John J Taaffe and his wife Henrietta came to Galway in the mid-1920s from Co Cork. He had been associated with Bantry Woolen Mills which unfortunately went out of business when the factory was burnt down during the War of Independence. With his background in the textiles business, it was probably natural for John to set up a drapery shop at Number 12 William Street. As you can see from the beautiful Gaelic script on the façade, he was a fan of the Irish language. He and Henrietta had five children, Joseph, Eddie, Netta, Una, and Flo.
Their business was a wholesale and retail drapery. They specialised in selling woollen goods and tweeds, but as you can see from the window display in our photograph (which was taken in the late 1920s ), they sold a lot of lines of general drapery goods. The shop quickly became very successful, a Galway institution. They did a lot of advertising …. In 1941, “All goods in our great Summer Sale are being offered regardless of to-day’s values, some of which could not be repeated at any price. We have some odd lines and some shop-soiled goods which we are clearing at a fraction of their value. Generally speaking, very big savings can be made by paying us an immediate visit. So don’t delay!” A week or two later, they might be advertising for the latest line in fashionable hats for women.

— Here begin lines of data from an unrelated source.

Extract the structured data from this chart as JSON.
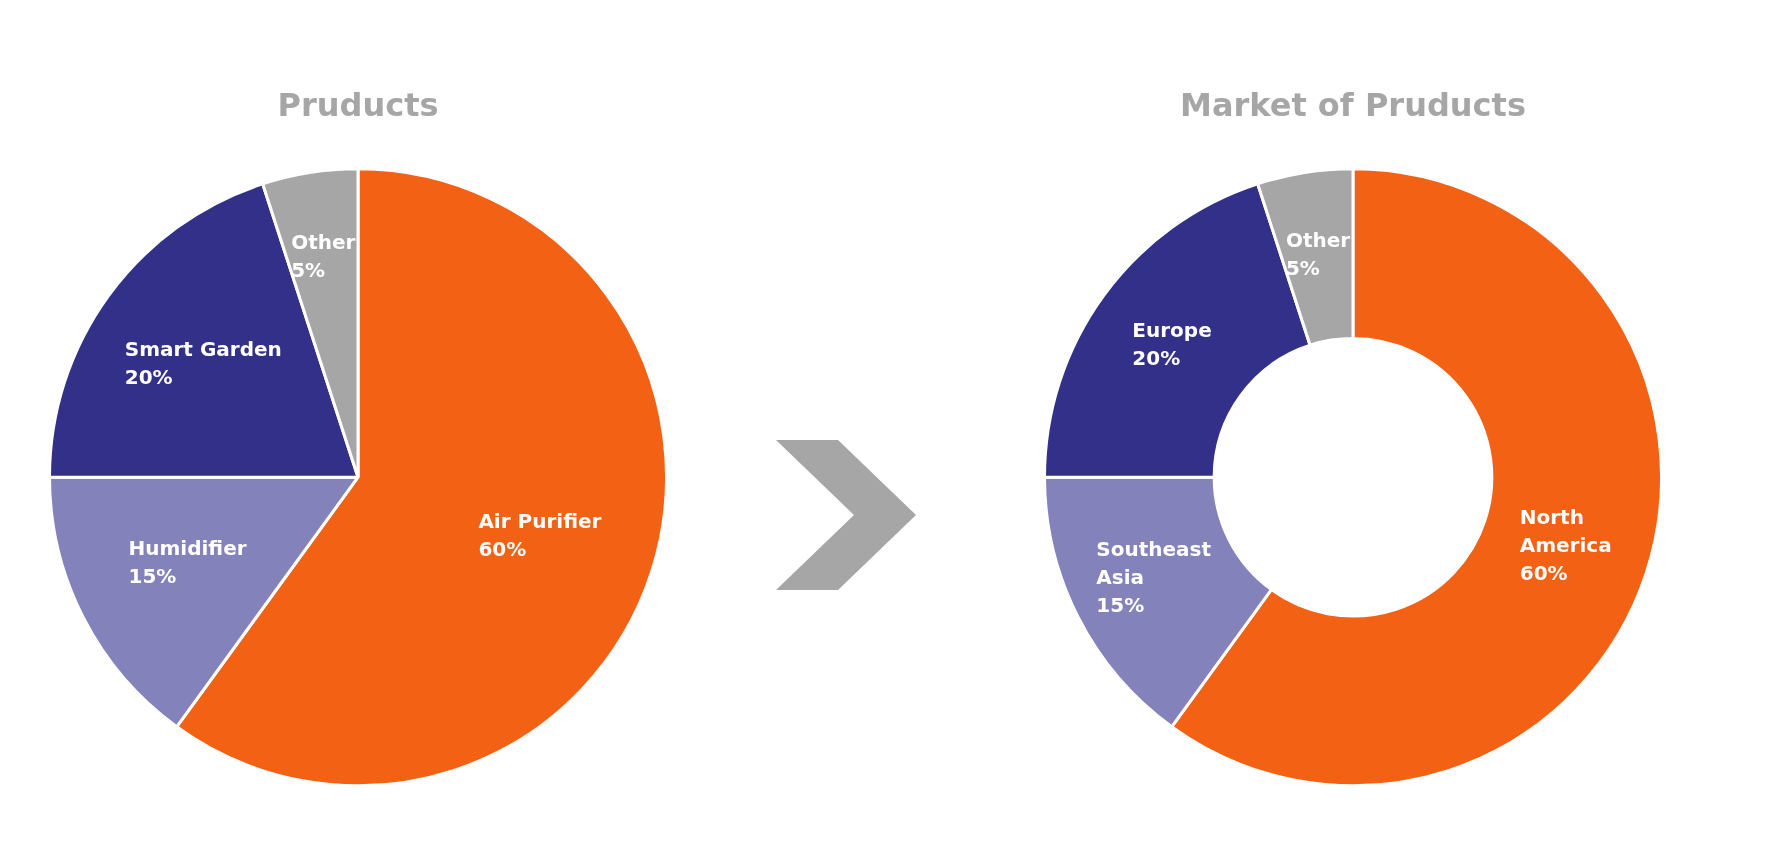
{
  "chart_data": [
    {
      "type": "pie",
      "title": "Pruducts",
      "categories": [
        "Air Purifier",
        "Humidifier",
        "Smart Garden",
        "Other"
      ],
      "values": [
        60,
        15,
        20,
        5
      ],
      "colors": [
        "#f26114",
        "#8482ba",
        "#33308a",
        "#a6a6a6"
      ],
      "value_labels": [
        "60%",
        "15%",
        "20%",
        "5%"
      ],
      "legend": false
    },
    {
      "type": "donut",
      "title": "Market of Pruducts",
      "categories": [
        "North America",
        "Southeast Asia",
        "Europe",
        "Other"
      ],
      "values": [
        60,
        15,
        20,
        5
      ],
      "colors": [
        "#f26114",
        "#8482ba",
        "#33308a",
        "#a6a6a6"
      ],
      "value_labels": [
        "60%",
        "15%",
        "20%",
        "5%"
      ],
      "legend": false
    }
  ]
}
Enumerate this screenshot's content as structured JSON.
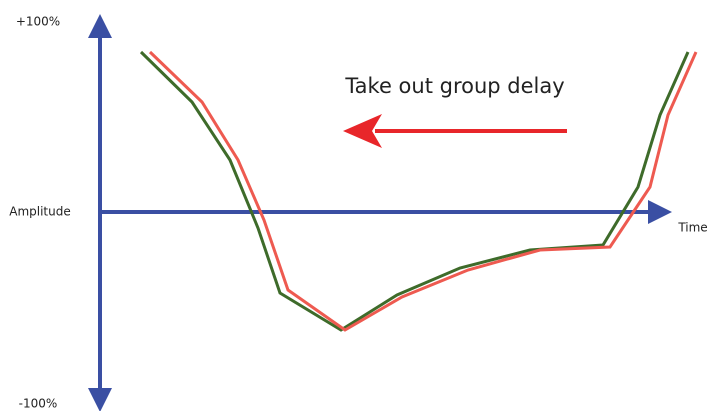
{
  "axes": {
    "y_top": "+100%",
    "y_middle": "Amplitude",
    "y_bottom": "-100%",
    "x_label": "Time"
  },
  "annotation": "Take out group delay"
}
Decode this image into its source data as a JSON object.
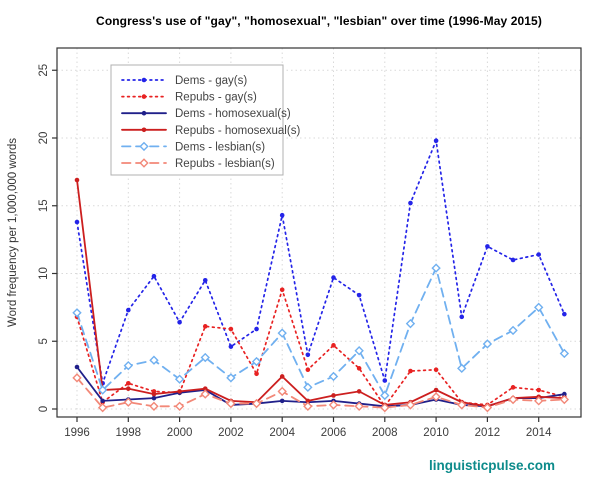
{
  "title": "Congress's use of \"gay\", \"homosexual\", \"lesbian\" over time (1996-May 2015)",
  "watermark": "linguisticpulse.com",
  "colors": {
    "dems_gay": "#2424e8",
    "repubs_gay": "#e82222",
    "dems_homosexual": "#20208a",
    "repubs_homosexual": "#cc1f1f",
    "dems_lesbian": "#70b0f0",
    "repubs_lesbian": "#f28878",
    "grid": "#d9d9d9",
    "axis": "#333333",
    "tick_label": "#3d3d3d",
    "legend_text": "#444444",
    "watermark": "#0d8b8b"
  },
  "chart_data": {
    "type": "line",
    "title": "Congress's use of \"gay\", \"homosexual\", \"lesbian\" over time (1996-May 2015)",
    "xlabel": "",
    "ylabel": "Word frequency per 1,000,000 words",
    "x": [
      1996,
      1997,
      1998,
      1999,
      2000,
      2001,
      2002,
      2003,
      2004,
      2005,
      2006,
      2007,
      2008,
      2009,
      2010,
      2011,
      2012,
      2013,
      2014,
      2015
    ],
    "x_ticks": [
      1996,
      1998,
      2000,
      2002,
      2004,
      2006,
      2008,
      2010,
      2012,
      2014
    ],
    "y_ticks": [
      0,
      5,
      10,
      15,
      20,
      25
    ],
    "ylim": [
      0,
      25
    ],
    "grid": true,
    "legend_position": "top-left",
    "series": [
      {
        "name": "Dems - gay(s)",
        "color": "#2424e8",
        "line_style": "dotted",
        "marker": "filled-circle",
        "values": [
          13.8,
          1.9,
          7.3,
          9.8,
          6.4,
          9.5,
          4.6,
          5.9,
          14.3,
          4.0,
          9.7,
          8.4,
          2.1,
          15.2,
          19.8,
          6.8,
          12.0,
          11.0,
          11.4,
          7.0
        ]
      },
      {
        "name": "Repubs - gay(s)",
        "color": "#e82222",
        "line_style": "dotted",
        "marker": "filled-circle",
        "values": [
          6.8,
          0.5,
          1.9,
          1.3,
          1.2,
          6.1,
          5.9,
          2.6,
          8.8,
          2.9,
          4.7,
          3.0,
          0.2,
          2.8,
          2.9,
          0.5,
          0.3,
          1.6,
          1.4,
          0.9
        ]
      },
      {
        "name": "Dems - homosexual(s)",
        "color": "#20208a",
        "line_style": "solid",
        "marker": "filled-circle",
        "values": [
          3.1,
          0.6,
          0.7,
          0.8,
          1.2,
          1.4,
          0.3,
          0.4,
          0.6,
          0.5,
          0.6,
          0.4,
          0.2,
          0.3,
          0.7,
          0.3,
          0.2,
          0.8,
          0.8,
          1.1
        ]
      },
      {
        "name": "Repubs - homosexual(s)",
        "color": "#cc1f1f",
        "line_style": "solid",
        "marker": "filled-circle",
        "values": [
          16.9,
          1.4,
          1.5,
          1.1,
          1.3,
          1.5,
          0.6,
          0.5,
          2.4,
          0.6,
          1.0,
          1.3,
          0.3,
          0.5,
          1.4,
          0.5,
          0.2,
          0.8,
          0.9,
          0.8
        ]
      },
      {
        "name": "Dems - lesbian(s)",
        "color": "#70b0f0",
        "line_style": "dashed",
        "marker": "open-diamond",
        "values": [
          7.1,
          1.4,
          3.2,
          3.6,
          2.2,
          3.8,
          2.3,
          3.5,
          5.6,
          1.6,
          2.4,
          4.3,
          1.0,
          6.3,
          10.4,
          3.0,
          4.8,
          5.8,
          7.5,
          4.1
        ]
      },
      {
        "name": "Repubs - lesbian(s)",
        "color": "#f28878",
        "line_style": "dashed",
        "marker": "open-diamond",
        "values": [
          2.3,
          0.1,
          0.5,
          0.2,
          0.2,
          1.1,
          0.4,
          0.4,
          1.3,
          0.2,
          0.3,
          0.2,
          0.1,
          0.3,
          0.9,
          0.3,
          0.1,
          0.7,
          0.6,
          0.7
        ]
      }
    ]
  }
}
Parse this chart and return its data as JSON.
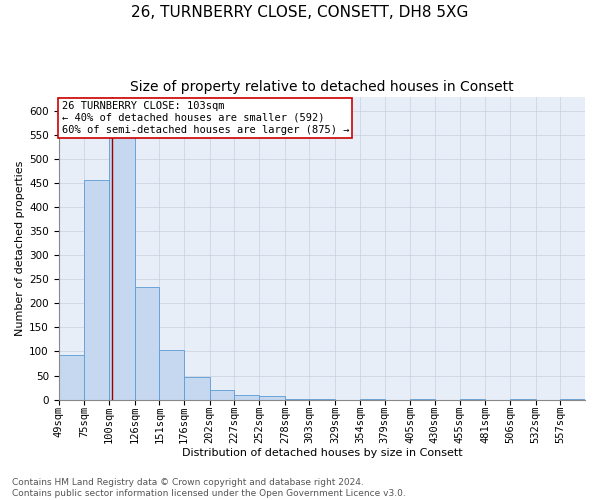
{
  "title_line1": "26, TURNBERRY CLOSE, CONSETT, DH8 5XG",
  "title_line2": "Size of property relative to detached houses in Consett",
  "xlabel": "Distribution of detached houses by size in Consett",
  "ylabel": "Number of detached properties",
  "bin_labels": [
    "49sqm",
    "75sqm",
    "100sqm",
    "126sqm",
    "151sqm",
    "176sqm",
    "202sqm",
    "227sqm",
    "252sqm",
    "278sqm",
    "303sqm",
    "329sqm",
    "354sqm",
    "379sqm",
    "405sqm",
    "430sqm",
    "455sqm",
    "481sqm",
    "506sqm",
    "532sqm",
    "557sqm"
  ],
  "bin_edges": [
    49,
    75,
    100,
    126,
    151,
    176,
    202,
    227,
    252,
    278,
    303,
    329,
    354,
    379,
    405,
    430,
    455,
    481,
    506,
    532,
    557,
    582
  ],
  "bar_values": [
    93,
    457,
    592,
    235,
    104,
    47,
    20,
    10,
    7,
    2,
    2,
    0,
    2,
    0,
    1,
    0,
    2,
    0,
    1,
    0,
    2
  ],
  "bar_color": "#c5d8f0",
  "bar_edge_color": "#5b9bd5",
  "vline_x": 103,
  "vline_color": "#990000",
  "annotation_line1": "26 TURNBERRY CLOSE: 103sqm",
  "annotation_line2": "← 40% of detached houses are smaller (592)",
  "annotation_line3": "60% of semi-detached houses are larger (875) →",
  "annotation_box_color": "white",
  "annotation_box_edge_color": "#cc0000",
  "ylim": [
    0,
    630
  ],
  "yticks": [
    0,
    50,
    100,
    150,
    200,
    250,
    300,
    350,
    400,
    450,
    500,
    550,
    600
  ],
  "footer_text": "Contains HM Land Registry data © Crown copyright and database right 2024.\nContains public sector information licensed under the Open Government Licence v3.0.",
  "bg_color": "#e8eef8",
  "grid_color": "#c8d0e0",
  "title_fontsize": 11,
  "subtitle_fontsize": 10,
  "axis_label_fontsize": 8,
  "tick_fontsize": 7.5,
  "annotation_fontsize": 7.5,
  "footer_fontsize": 6.5
}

John died in 1946 and with the onset of the post-war tourist boom, the business changed as Taaffe’s became a favourite calling place for visitors, charmed by the almost Dickensian quaintness of the shop and its steadfastly old-fashioned way of dealing with customers.
It was now being run by Eddie and Una, and under her management, they began to do a very good mail-order business with American customers but, through circumstances that carried an element of sadness and the ill health of both Eddie and Una, it began to decline and eventually, in 1996, Taaffe’s ceased trading and closed down.
The family lived over the shop. There was an extensive garden at the back which included a tennis court and they often had parties there. They were well known in commercial, social, and sporting circles. Indeed, Eddie and Una could be described as great Galway ‘characters’. Una went to school to the Dominicans in Taylor’s Hill. She always stood out and often said that she never missed a meeting of the Galway Races for 40 years. A great sportwoman, particularly at tennis, she was a good oarswoman and also a hockey player. She did quite a bit of acting with various drama groups in town. She was a beauty, statuesque and always well dressed.
She died in 2006, predeceased by her brother Eddie in 2001. Her neighbour Colm Powell said of her, “Other people would say she was a character but she was more than that, she was extraordinarily charitable and both herself and Eddie were extremely religious. I hated to see her going downhill.”